Bank of America shares rose 2.86 per cent to $17.25 shortly ahead of the start of  trading yesterday, even as JPMorgan Chase and Wells Fargo, which reported results Tuesday morning, continued to remain largely flat.

Earnings at the lender stood at $3.4 billion, or $0.29 a share during the fourth quarter, as against $732 million, or $0.03 a share in the year-ago period.

The fourth-quarter results beat the consensus EPS estimate of 27 cents, among analysts polled by Bloomberg.

Net income for all of 2013 came in at $11.4 billion, or $0.90 per diluted share, as against $4.2 billion, or 25 cents a share, during 2012, according to results announced yesterday.

"We enter this year with one of the strongest balance sheets in our company's history," said Bank of America CFO Bruce Thompson in the company's press release.

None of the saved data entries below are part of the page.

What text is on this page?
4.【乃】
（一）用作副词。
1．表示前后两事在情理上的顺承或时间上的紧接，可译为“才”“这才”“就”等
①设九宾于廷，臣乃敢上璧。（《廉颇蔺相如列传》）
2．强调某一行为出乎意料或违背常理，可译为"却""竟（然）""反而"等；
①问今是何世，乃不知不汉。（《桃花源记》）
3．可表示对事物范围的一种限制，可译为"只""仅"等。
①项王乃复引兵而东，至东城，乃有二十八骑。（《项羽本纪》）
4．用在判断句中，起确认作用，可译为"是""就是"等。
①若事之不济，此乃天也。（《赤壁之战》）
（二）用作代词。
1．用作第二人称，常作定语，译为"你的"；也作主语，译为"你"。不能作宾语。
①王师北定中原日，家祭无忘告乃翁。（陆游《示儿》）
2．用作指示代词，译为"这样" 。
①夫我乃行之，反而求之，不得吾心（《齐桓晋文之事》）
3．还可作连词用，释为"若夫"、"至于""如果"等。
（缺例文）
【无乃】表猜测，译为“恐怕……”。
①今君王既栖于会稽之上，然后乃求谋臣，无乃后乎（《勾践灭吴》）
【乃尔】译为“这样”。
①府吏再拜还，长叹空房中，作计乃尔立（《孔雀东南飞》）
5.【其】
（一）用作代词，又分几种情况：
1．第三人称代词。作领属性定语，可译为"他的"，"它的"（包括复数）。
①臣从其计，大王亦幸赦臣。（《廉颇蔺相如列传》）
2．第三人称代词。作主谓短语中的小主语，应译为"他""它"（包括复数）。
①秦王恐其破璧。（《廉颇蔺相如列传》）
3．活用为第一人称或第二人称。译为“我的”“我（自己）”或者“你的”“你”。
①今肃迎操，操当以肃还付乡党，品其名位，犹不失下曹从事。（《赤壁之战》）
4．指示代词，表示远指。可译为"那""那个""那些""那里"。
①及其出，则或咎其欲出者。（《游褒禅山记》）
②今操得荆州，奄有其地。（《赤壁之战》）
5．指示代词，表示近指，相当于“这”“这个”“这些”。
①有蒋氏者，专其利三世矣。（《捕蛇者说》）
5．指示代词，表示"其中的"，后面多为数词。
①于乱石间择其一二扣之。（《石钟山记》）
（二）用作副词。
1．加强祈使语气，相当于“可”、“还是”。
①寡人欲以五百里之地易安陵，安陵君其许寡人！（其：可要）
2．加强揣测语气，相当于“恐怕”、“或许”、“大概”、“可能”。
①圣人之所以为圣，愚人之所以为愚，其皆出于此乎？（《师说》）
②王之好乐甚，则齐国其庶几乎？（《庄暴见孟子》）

"Capital and liquidity are at record levels, credit losses are at historic lows, our cost savings initiatives are on track and yielding significant savings, and our businesses are seeing good momentum," Thompson added.

The second-largest US lender posted a near five-fold jump in profit, which sent its stock scaling heights not seen in four years.

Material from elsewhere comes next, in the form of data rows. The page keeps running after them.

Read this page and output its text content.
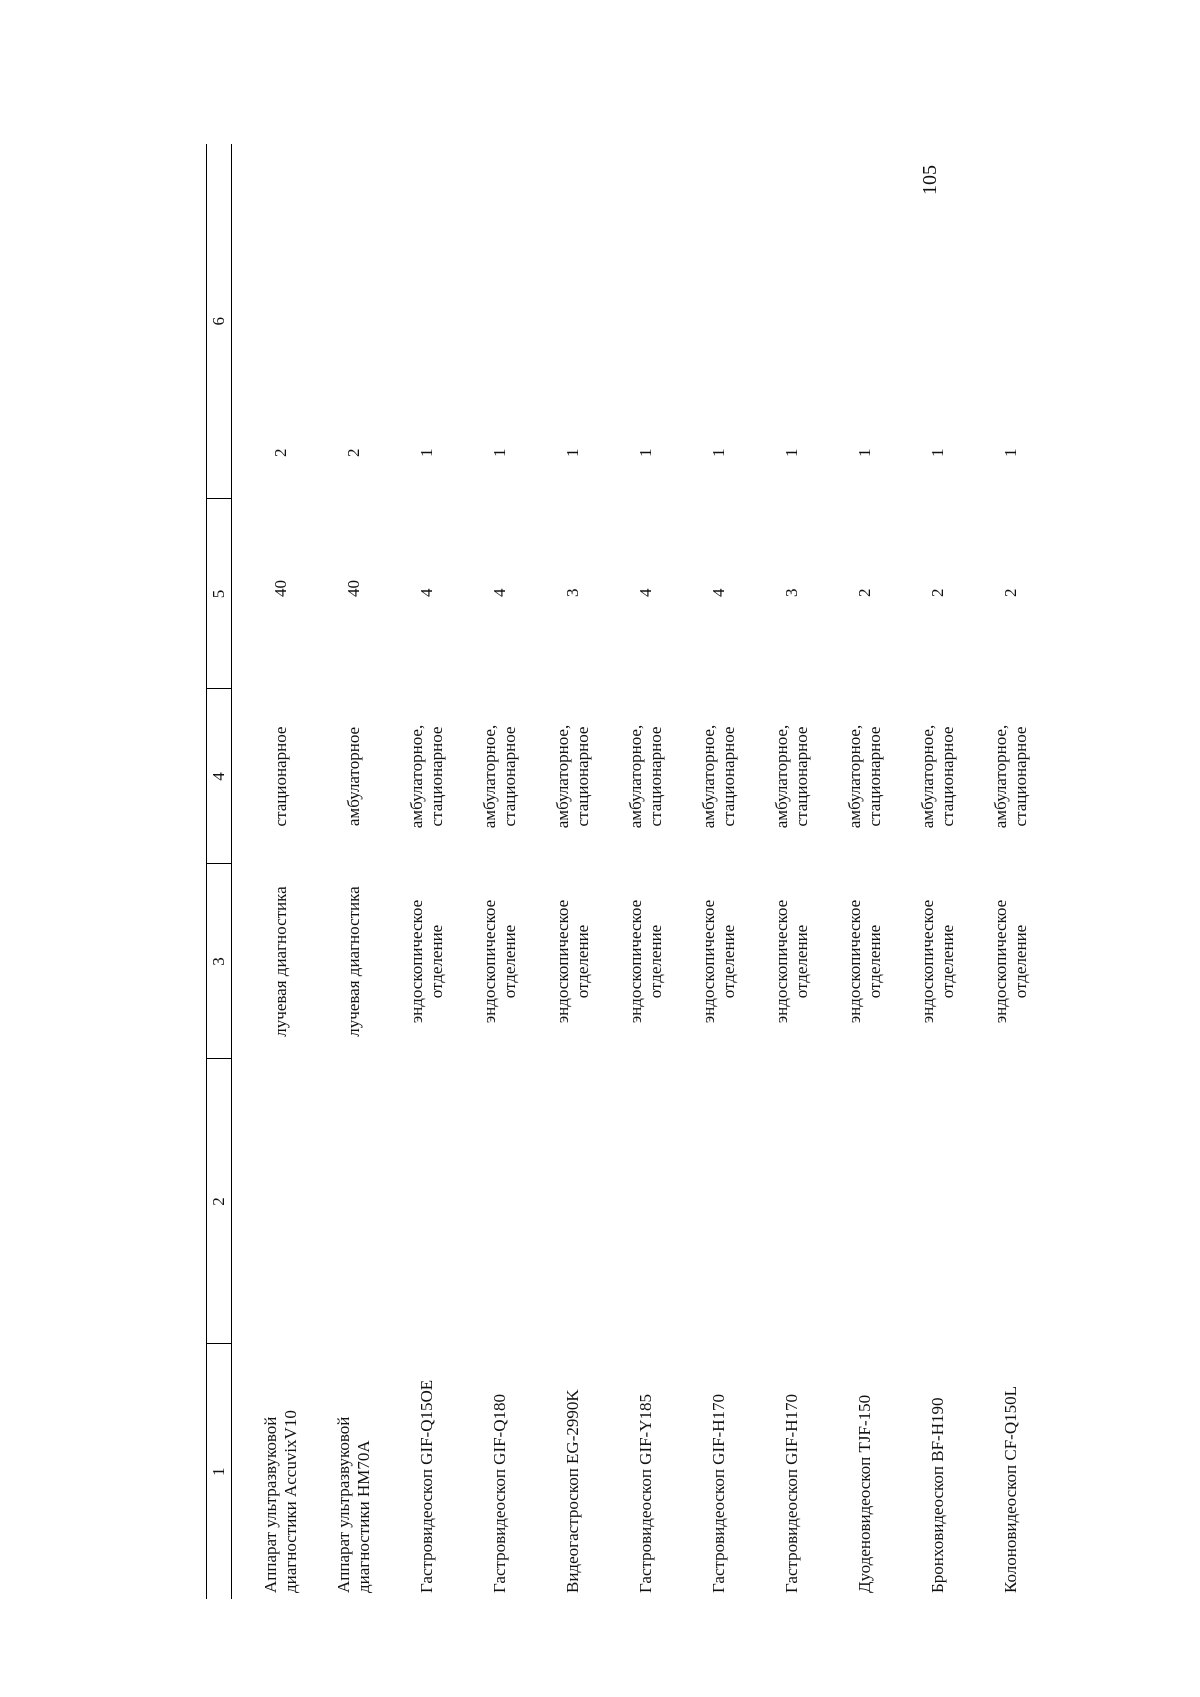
105
1	2	3	4	5	6
Аппарат ультразвуковой диагностики AccuvixV10		лучевая диагностика	стационарное	40	2
Аппарат ультразвуковой диагностики HM70A		лучевая диагностика	амбулаторное	40	2
Гастровидеоскоп GIF-Q15OE		эндоскопическое отделение	амбулаторное, стационарное	4	1
Гастровидеоскоп GIF-Q180		эндоскопическое отделение	амбулаторное, стационарное	4	1
Видеогастроскоп EG-2990K		эндоскопическое отделение	амбулаторное, стационарное	3	1
Гастровидеоскоп GIF-Y185		эндоскопическое отделение	амбулаторное, стационарное	4	1
Гастровидеоскоп GIF-H170		эндоскопическое отделение	амбулаторное, стационарное	4	1
Гастровидеоскоп GIF-H170		эндоскопическое отделение	амбулаторное, стационарное	3	1
Дуоденовидеоскоп TJF-150		эндоскопическое отделение	амбулаторное, стационарное	2	1
Бронховидеоскоп BF-H190		эндоскопическое отделение	амбулаторное, стационарное	2	1
Колоновидеоскоп CF-Q150L		эндоскопическое отделение	амбулаторное, стационарное	2	1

The lender said yesterday that it saw fourth quarter 2013 net income of $3.4 billion, resulting in earnings of 29 cents per share.

This is both above the analyst consensus of 26 cents per share as also $732 million, or 3 cents per share, reported this time last year.

Fourth quarter revenue on a non-GAAP basis stood at $21.7 billion, above Street predictions of $21.28 billion and an improvement over the $18.9 billion in revenue it posted the fourth quarter of 2012.

The profit surge came largely due to a decline in the bank's provisions for covering bad loans: the lender said its fourth quarter provision for credit losses was down $1.9 billion to $336 million, a change the bank attributed to improved credit quality as also a $1.2 billion reduction in the allowance for credit losses, as against a $900 million reduction in the allowance in the fourth quarter of 2012.

Forbes quoted CEO Brian Moynihan, as saying, while work remained on past issues, the bank's two hundred forty thousand teammates continued to do a great job winning in the marketplace.